Avoir des enfants signifiait devenir parent. Et les parents, comme je le savais depuis mon enfance, ne sont pas cool. Ils sont ennuyeux et responsables. Ils ne s’amusent pas. Qu’un enfant ait cette image de la parentalité n’est pas très surprenant. Mais rien de ce que j’avais constaté en tant qu’adulte ne m’avait fait changer d’avis. Chaque fois que j’avais remarqué des parents avec des enfants, les enfants semblaient être des terreurs, et les parents de pathétiques créatures harcelées, même quand ils remportaient une bataille.

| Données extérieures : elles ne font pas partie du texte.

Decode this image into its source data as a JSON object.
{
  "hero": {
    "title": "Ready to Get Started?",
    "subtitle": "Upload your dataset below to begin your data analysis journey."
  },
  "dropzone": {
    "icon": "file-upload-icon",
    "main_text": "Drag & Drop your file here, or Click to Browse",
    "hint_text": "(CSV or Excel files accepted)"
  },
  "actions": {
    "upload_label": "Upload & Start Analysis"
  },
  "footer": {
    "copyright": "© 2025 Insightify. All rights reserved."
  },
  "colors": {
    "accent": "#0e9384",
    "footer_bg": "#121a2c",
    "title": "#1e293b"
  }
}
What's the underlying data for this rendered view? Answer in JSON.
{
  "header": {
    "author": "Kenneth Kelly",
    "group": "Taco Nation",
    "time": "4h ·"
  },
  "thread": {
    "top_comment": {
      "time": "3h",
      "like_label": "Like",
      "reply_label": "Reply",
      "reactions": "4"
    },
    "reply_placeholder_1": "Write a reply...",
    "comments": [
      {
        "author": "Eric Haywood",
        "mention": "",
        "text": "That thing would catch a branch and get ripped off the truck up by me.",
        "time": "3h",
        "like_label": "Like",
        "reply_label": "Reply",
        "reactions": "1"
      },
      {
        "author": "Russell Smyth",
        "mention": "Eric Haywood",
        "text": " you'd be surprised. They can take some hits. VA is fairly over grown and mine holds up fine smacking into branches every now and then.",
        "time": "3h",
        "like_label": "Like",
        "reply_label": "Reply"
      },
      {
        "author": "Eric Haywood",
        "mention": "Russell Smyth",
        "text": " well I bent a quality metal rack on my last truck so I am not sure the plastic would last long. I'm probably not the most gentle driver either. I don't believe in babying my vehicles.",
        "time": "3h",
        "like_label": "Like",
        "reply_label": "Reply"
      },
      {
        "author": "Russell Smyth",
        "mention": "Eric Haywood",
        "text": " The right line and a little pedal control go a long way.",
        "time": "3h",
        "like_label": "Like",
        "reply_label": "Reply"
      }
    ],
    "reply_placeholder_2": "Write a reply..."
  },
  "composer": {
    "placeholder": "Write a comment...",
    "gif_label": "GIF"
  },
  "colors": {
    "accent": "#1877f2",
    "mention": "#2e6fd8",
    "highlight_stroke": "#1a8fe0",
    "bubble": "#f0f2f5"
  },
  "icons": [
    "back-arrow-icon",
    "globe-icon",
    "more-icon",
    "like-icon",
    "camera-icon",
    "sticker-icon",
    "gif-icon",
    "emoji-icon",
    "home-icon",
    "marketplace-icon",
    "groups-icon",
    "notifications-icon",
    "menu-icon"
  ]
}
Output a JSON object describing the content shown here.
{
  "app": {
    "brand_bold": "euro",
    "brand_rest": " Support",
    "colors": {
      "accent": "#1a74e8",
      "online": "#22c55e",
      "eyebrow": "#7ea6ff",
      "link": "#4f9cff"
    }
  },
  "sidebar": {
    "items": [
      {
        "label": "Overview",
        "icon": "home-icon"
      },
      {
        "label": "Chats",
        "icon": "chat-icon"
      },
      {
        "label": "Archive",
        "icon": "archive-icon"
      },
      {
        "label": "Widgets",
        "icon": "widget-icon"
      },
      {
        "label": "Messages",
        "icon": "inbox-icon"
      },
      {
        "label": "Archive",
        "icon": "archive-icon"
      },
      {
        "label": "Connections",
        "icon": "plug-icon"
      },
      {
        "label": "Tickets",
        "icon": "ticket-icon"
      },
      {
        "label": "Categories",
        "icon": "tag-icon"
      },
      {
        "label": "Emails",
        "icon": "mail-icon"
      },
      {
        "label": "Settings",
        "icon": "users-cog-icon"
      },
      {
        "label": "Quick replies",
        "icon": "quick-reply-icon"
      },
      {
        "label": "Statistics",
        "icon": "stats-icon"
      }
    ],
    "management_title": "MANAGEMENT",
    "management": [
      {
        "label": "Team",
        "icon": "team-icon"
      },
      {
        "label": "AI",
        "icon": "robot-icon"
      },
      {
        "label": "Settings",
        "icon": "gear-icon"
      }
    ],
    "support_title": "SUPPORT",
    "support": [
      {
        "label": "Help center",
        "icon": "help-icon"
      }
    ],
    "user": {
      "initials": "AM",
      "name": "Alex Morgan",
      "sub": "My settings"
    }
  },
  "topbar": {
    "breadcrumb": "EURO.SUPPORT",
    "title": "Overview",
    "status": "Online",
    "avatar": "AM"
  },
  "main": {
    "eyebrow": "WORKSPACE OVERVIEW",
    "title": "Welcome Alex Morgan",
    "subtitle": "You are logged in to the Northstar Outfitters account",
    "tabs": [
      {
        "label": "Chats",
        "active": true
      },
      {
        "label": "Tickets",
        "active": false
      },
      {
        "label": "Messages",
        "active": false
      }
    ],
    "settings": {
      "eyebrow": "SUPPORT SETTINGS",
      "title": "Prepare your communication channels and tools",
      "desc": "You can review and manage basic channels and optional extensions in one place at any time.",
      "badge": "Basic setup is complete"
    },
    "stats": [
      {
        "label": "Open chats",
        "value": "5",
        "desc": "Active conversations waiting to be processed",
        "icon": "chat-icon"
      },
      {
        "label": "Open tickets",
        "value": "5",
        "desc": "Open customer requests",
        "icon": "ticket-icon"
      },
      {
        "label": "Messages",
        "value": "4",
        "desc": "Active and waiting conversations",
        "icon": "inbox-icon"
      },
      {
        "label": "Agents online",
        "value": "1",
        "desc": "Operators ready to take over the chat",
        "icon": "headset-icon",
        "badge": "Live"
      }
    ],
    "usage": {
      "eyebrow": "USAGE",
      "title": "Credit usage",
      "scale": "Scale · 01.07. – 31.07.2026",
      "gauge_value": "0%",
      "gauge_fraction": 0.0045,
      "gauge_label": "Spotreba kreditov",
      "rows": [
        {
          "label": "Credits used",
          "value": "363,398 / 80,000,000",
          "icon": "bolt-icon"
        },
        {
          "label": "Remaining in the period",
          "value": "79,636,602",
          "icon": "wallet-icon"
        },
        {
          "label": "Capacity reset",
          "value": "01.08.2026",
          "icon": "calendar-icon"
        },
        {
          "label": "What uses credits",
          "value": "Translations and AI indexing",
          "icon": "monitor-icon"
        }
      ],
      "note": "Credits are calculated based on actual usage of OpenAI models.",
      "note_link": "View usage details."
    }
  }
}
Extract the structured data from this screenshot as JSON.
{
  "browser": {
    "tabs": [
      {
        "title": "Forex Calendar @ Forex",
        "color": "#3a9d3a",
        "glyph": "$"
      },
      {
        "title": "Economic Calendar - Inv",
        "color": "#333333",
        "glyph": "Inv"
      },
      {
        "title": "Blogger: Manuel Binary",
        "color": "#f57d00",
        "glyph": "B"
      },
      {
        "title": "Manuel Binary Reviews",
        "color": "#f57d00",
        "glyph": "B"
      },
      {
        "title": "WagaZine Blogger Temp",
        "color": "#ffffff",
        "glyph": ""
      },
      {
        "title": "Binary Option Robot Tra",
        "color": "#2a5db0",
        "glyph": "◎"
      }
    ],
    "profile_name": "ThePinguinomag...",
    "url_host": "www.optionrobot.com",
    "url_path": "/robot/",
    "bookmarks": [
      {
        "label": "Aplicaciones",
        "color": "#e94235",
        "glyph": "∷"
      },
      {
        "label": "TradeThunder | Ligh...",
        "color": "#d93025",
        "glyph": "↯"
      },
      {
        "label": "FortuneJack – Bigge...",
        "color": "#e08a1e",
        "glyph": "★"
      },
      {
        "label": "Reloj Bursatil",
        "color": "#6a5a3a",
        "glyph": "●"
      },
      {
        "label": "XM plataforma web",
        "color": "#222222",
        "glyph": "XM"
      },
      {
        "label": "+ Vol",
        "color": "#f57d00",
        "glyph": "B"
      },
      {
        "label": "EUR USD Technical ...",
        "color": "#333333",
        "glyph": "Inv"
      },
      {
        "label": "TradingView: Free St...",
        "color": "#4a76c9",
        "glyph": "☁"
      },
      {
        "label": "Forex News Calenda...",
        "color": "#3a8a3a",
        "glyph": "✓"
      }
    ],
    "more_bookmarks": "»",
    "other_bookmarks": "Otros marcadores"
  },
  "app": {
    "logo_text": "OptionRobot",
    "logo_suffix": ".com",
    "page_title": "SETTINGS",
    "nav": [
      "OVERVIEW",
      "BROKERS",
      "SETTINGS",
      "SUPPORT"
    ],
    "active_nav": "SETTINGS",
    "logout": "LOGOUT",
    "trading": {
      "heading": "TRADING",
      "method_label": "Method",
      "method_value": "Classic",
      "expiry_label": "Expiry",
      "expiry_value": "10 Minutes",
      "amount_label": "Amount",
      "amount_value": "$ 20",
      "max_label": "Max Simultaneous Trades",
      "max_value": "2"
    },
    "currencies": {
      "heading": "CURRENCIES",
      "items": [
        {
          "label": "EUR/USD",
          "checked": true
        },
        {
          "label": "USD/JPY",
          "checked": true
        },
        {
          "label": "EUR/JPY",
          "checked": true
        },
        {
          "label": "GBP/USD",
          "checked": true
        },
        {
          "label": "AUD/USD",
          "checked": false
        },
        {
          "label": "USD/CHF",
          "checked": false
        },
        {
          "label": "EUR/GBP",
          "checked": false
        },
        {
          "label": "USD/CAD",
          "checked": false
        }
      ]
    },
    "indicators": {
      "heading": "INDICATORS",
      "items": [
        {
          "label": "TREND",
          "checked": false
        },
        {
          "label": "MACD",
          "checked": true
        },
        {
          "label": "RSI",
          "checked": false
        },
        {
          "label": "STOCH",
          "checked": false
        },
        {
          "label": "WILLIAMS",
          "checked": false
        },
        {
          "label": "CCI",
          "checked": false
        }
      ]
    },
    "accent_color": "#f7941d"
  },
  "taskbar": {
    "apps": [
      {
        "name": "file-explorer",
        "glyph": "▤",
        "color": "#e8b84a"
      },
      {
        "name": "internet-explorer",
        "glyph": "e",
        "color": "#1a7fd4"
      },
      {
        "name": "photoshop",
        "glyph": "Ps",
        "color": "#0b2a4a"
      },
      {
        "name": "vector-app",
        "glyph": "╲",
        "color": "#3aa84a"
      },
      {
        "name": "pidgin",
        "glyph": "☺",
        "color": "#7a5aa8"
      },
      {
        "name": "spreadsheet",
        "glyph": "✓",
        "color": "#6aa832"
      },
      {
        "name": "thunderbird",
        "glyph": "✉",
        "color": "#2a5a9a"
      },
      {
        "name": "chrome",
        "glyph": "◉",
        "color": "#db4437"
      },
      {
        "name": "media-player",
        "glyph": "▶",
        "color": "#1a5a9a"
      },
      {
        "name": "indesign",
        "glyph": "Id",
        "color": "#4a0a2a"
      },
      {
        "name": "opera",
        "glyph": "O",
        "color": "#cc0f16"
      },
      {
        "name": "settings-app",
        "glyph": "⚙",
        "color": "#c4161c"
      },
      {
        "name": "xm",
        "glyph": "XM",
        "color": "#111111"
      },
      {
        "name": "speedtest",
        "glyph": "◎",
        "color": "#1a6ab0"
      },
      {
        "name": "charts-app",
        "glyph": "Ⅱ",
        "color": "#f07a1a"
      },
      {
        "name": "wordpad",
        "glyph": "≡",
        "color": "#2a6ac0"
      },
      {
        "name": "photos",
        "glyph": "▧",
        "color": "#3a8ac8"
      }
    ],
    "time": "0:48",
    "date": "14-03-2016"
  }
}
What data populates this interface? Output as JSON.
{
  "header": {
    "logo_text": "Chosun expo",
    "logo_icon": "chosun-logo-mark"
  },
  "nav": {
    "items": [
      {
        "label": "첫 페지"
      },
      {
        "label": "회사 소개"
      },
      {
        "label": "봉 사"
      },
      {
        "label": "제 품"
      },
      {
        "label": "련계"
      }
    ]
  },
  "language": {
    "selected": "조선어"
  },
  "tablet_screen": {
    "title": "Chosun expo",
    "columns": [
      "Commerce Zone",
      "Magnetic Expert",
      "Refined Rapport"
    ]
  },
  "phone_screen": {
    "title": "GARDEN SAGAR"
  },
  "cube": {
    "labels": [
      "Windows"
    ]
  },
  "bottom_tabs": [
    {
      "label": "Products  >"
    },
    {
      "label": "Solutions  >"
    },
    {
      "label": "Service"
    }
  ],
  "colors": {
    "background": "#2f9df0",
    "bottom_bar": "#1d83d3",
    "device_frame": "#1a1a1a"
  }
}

Quand les gens avaient des bébés, je les félicitais avec enthousiasme parce que c’est l’usage apparemment. Mais je n’en pensais rien. Je me disais juste :  « je n’aimerais pas être à ta place ».

Maintenant, quand les gens ont des bébés, je les félicite avec enthousiasme et je le pense. Surtout le premier. J’ai l’impression qu’ils viennent de recevoir le meilleur cadeau du monde.

Ce qui a changé

Ce qui a changé bien sûr, c’est que j’ai eu des enfants. Cet événement que je redoutais s’est avéré merveilleux.

Impossible de nier le rôle important des bouleversements chimiques qui ont eu lieu quasi instantanément à la naissance de notre premier enfant. C’est comme si quelqu’un avait actionné un interrupteur. Je me suis soudain retrouvé investi d’une mission protectrice, non seulement de notre enfant, mais de tous les enfants. À la sortie de la maternité, alors que je conduisais ma femme et mon fils tout neuf vers notre foyer, je suis arrivé à hauteur d’un passage piétons bondé et j’ai pensé : « Je dois faire très attention à tous ces gens. Chacun d’entre eux est l’enfant de quelqu’un ! »

On ne peut donc pas me faire totalement confiance quand je dis qu’avoir des enfants est génial. Je suis un peu comme un gourou qui expliquerait à quel point rejoindre sa secte rend heureux, parce que rejoindre sa secte modifie l’esprit de manière à ce que l’on soit heureux d’en être membre. Mais ce n’est pas mon seul argument. J’avais clairement mal évaluées certaines choses avant d’avoir des enfants.

La paix

Par exemple, j’avais un énorme biais de sélection dans mes observations de parents et d’enfants. Certains parents auront repéré que j’ai écris : « Chaque fois que je remarquais des parents avec des enfants ». Évidemment, je ne faisais attention aux enfants que si quelque chose allait de travers, uniquement quand ils étaient bruyants. Et où menais-je mes observations ? Puisque je ne fréquentais jamais les lieux où les enfants vivent habituellement, je les rencontrais dans des goulots d’étranglement partagés, comme les avions. Ce n’est pas un échantillon très représentatif. Rare sont les parents qui sont enchantés d’accompagner leur enfant dans un avion.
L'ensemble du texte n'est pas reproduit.